There’s a minor tempest in a teapot swirling around academia in the U.S. that hasn’t been reported in Chinese media but couldn’t come at a more inopportune time for already strained Sino-American relations because it will drive a further wedge between the planet’s two most powerful countries. And for once, it doesn’t even involve Donald Trump.
The controversy concerns revisions in the Advanced Placement Test for World History administered by the College Board, a nonprofit company best known for its Scholastic Aptitude Test.
Most of the arcane minutiae of the controversy are irrelevant to China, except the scope of the test and the coursework that underpin it. College Board mandarins think that testing 10,000 years of history is too much so they’ve decided to test only from the year 1200.
To me, this has profound long-term implications for what American students learn about China and its storied history over the millennia because class content is closely calibrated to what’s asked on the AP exam. [While the College Board has promised to explore the possibility of a second AP test covering world history before 1450, high school curriculums are already bursting at the seams, so there is little chance that another course could be bumped for it.
I’m not aware of any surveys showing the depth of knowledge of people in the U.S. of China and vice versa but based on my experience, most Americans know little or nothing about China, especially pre-1940 although I am always amazed that Chinese are more aware of our Western history than most of us are.
Anyhow Americans are woefully ignorant of countries and civilizations outside our borders, including our closest neighbors Canada and Mexico.
As an American, it’s a personal embarrassment that a National Geographic poll of over 500 young Americans, aged 18 to 24, found that six per cent couldn’t even locate the U.S. on a world map and that three-quarters said English was the most widely spoken global language when in fact it’s third behind Mandarin and Spanish.
So what the truncated test will do is make the world much more Western-centric at the expense of so many vibrant cultures that have interacted and influenced each other. Chinese civilization and three thousand years of its history will be wiped off the curriculum of what many students learn.
Gone will be knowledge of its four ancient great inventions: the compass, gunpowder, paper and printing, and the thousands of others still being cataloged by Joseph Needham and his successors, many of which were erroneously and arrogantly appropriated by the West.
So too will Confucianism, Buddhism, Islam and the like. Even the history of the fantastic voyages of Admiral Zheng He will end up on the scrap heap just as his ships did. And worse yet, the test and course focus will be very much of the period of China’s decline into and including its century of humiliation.
“So what,” you say? It’s just ancient history. But it’s more than that. If we’re going to have a community of a shared future, we need to understand each other’s pasts, along with those of others.
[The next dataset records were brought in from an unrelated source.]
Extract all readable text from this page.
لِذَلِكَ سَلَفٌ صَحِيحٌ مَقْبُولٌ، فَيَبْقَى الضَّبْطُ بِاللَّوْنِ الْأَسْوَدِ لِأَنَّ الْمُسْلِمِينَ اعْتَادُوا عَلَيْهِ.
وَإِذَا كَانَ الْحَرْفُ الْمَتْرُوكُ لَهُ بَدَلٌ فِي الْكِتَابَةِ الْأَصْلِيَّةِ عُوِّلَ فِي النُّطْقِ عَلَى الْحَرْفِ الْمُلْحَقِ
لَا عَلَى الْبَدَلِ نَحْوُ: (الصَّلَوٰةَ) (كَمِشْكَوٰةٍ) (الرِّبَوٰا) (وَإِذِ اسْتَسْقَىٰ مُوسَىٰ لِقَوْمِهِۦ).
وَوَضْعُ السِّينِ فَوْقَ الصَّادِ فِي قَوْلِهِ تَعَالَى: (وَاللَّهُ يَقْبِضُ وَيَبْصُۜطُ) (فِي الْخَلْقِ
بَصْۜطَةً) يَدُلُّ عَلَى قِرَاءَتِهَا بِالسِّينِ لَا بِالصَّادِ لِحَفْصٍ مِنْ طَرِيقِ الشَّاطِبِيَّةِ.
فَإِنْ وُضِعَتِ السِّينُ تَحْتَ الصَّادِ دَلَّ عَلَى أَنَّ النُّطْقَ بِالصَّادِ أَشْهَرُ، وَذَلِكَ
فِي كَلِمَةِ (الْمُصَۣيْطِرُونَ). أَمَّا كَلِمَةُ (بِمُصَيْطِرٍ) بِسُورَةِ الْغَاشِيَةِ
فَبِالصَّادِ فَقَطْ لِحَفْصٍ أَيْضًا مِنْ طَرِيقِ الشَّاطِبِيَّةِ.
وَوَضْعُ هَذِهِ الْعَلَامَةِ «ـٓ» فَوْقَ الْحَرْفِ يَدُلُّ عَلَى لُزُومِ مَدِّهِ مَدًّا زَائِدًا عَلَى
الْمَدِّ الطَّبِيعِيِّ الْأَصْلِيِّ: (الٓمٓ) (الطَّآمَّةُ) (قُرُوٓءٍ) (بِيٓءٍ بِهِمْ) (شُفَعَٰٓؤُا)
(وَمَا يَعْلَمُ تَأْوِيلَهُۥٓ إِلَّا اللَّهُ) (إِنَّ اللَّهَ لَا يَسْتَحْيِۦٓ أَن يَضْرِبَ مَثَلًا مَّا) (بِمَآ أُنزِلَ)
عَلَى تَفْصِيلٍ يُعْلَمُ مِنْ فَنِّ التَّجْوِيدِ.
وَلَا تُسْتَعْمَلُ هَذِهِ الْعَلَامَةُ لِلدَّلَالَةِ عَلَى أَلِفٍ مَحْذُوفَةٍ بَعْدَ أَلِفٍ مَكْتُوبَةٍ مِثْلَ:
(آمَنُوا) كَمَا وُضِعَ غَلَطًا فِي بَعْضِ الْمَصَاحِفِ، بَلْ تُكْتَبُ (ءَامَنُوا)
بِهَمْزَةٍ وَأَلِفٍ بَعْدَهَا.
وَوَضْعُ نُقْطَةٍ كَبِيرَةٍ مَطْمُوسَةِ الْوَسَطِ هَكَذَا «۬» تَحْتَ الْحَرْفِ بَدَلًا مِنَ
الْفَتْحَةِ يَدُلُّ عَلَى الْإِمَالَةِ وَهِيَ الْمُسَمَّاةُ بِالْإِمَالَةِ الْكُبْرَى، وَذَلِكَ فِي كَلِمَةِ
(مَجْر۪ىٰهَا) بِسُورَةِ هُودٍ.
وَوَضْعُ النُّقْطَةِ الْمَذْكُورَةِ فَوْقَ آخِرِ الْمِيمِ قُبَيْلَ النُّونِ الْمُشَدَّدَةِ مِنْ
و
Most Americans don’t know that China was king of the world for millennia.
Stoked by the xenophobia of demagogic politicians, they’d have us believe that an upstart China is trying to usurp American progress, when what China is doing is reclaiming the place it had long occupied.
And the AP tests are not taken by everyone, they’re grueling experiences testing college-level knowledge so those who take the challenge are either the foolhardy, or the best and the brightest.
They are the ones more likely to occupy leadership positions in academia, commerce and government. They may be the very people dealing directly with representatives of the Chinese government and other institutions who will in large measure determine if we can peacefully coexist – or not.
For many of us, the College Board is a company that we love to hate because their test scores determine our destinies. Now, they’ve given us an additional reason with far more serious potential consequences: the future of the world order.